I started (with Clinton Walker and Janet Austin) a fanzine, Pulp. Rowland designed the logo and page headers. At the time, he wanted to pursue commercial design and carried his expensive Rotring pen set everywhere he went. He wrote a few reviews, too. He had strong opinions.
I organized a concert at Swinburne College in August ’77 with the Boys Next Door, the Reals, and the Obsessions. Just before the concert, Rowland announced that the Obsessions were over and he was forming a band with a guy he’d met at a party, Ollie Olsen. They traveled up to Sydney and stayed at a squalid squat (no doors, no toilet) in North Sydney that the Saints had occupied at some stage. They hooked up with Jeff Wegener (ex Saints, Last Words) and a crazy New Zealander, Janine Hall, and all moved back to a place in North Melbourne together. They called themselves the Young Charlatans. I co-managed them (with Philip Morland) and thought they were the best band in the world. Somewhere, I have some live cassettes that prove I was right. I planned to start a record label, Au-go-go, to release a Young Charlatans 7”. The label eventually started but without the Young Charlatans. On the eve of an Adelaide tour, they split up.

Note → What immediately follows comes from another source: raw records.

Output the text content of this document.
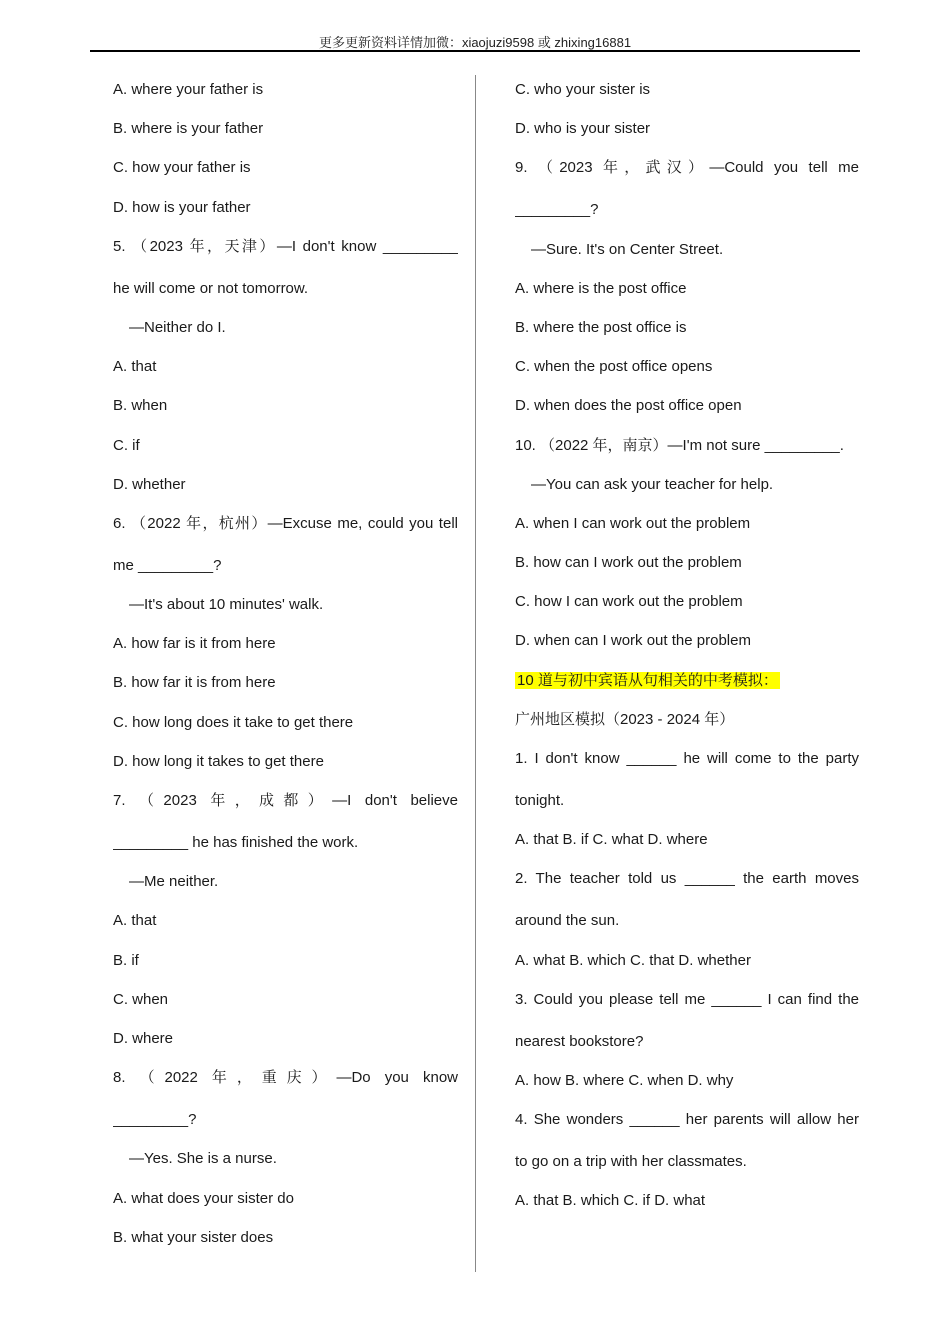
更多更新资料详情加微：xiaojuzi9598 或 zhixing16881
A. where your father is
B. where is your father
C. how your father is
D. how is your father
5. （2023 年，天津）—I don't know _________
he will come or not tomorrow.
—Neither do I.
A. that
B. when
C. if
D. whether
6. （2022 年，杭州）—Excuse me, could you tell
me _________?
—It's about 10 minutes' walk.
A. how far is it from here
B. how far it is from here
C. how long does it take to get there
D. how long it takes to get there
7. （2023 年，成都）—I don't believe
_________ he has finished the work.
—Me neither.
A. that
B. if
C. when
D. where
8. （2022 年，重庆）—Do you know
_________?
—Yes. She is a nurse.
A. what does your sister do
B. what your sister does
C. who your sister is
D. who is your sister
9. （2023 年，武汉）—Could you tell me
_________?
—Sure. It's on Center Street.
A. where is the post office
B. where the post office is
C. when the post office opens
D. when does the post office open
10. （2022 年，南京）—I'm not sure _________.
—You can ask your teacher for help.
A. when I can work out the problem
B. how can I work out the problem
C. how I can work out the problem
D. when can I work out the problem
10 道与初中宾语从句相关的中考模拟：
广州地区模拟（2023 - 2024 年）
1. I don't know ______ he will come to the party
tonight.
A. that B. if C. what D. where
2. The teacher told us ______ the earth moves
around the sun.
A. what B. which C. that D. whether
3. Could you please tell me ______ I can find the
nearest bookstore?
A. how B. where C. when D. why
4. She wonders ______ her parents will allow her
to go on a trip with her classmates.
A. that B. which C. if D. what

Rowland joined the Boys Next Door and I started working for their label, Missing Link. Keith Glass and I went guitar shopping with him one day to a store on Brunswick St where he spied a white Fender Jaguar for $400 sitting on a wall of Flying Vs and Gibson SGs. It was the perfect instrument for his jagged, jerking, unique guitar style.
Many years later I had the pleasure (and occasional frustration) of working with Rowland on releasing his solo album, Teenage Snuff Film (and the wonderful Hungry Ghosts album he produced with Lindsay Gravina). The London Sunday Times magazine wanted to do a story on Rowland after the album came out there. The journalist rang me in a frantic state because he couldn’t get Rowland to answer his phone or return a call. I couldn’t either. The promotion/publicity side of things just wasn’t a priority with Rowland.
Though others may hold memories of Rowland as the “dark prince of (whatever)”, they’re not mine. To me he was always the smarter, younger, school friend. The one I was jealous of because he’d found a copy of Raw Power before me.

Thank you. I love Rowland and every tune that came out of him and his Jaguar!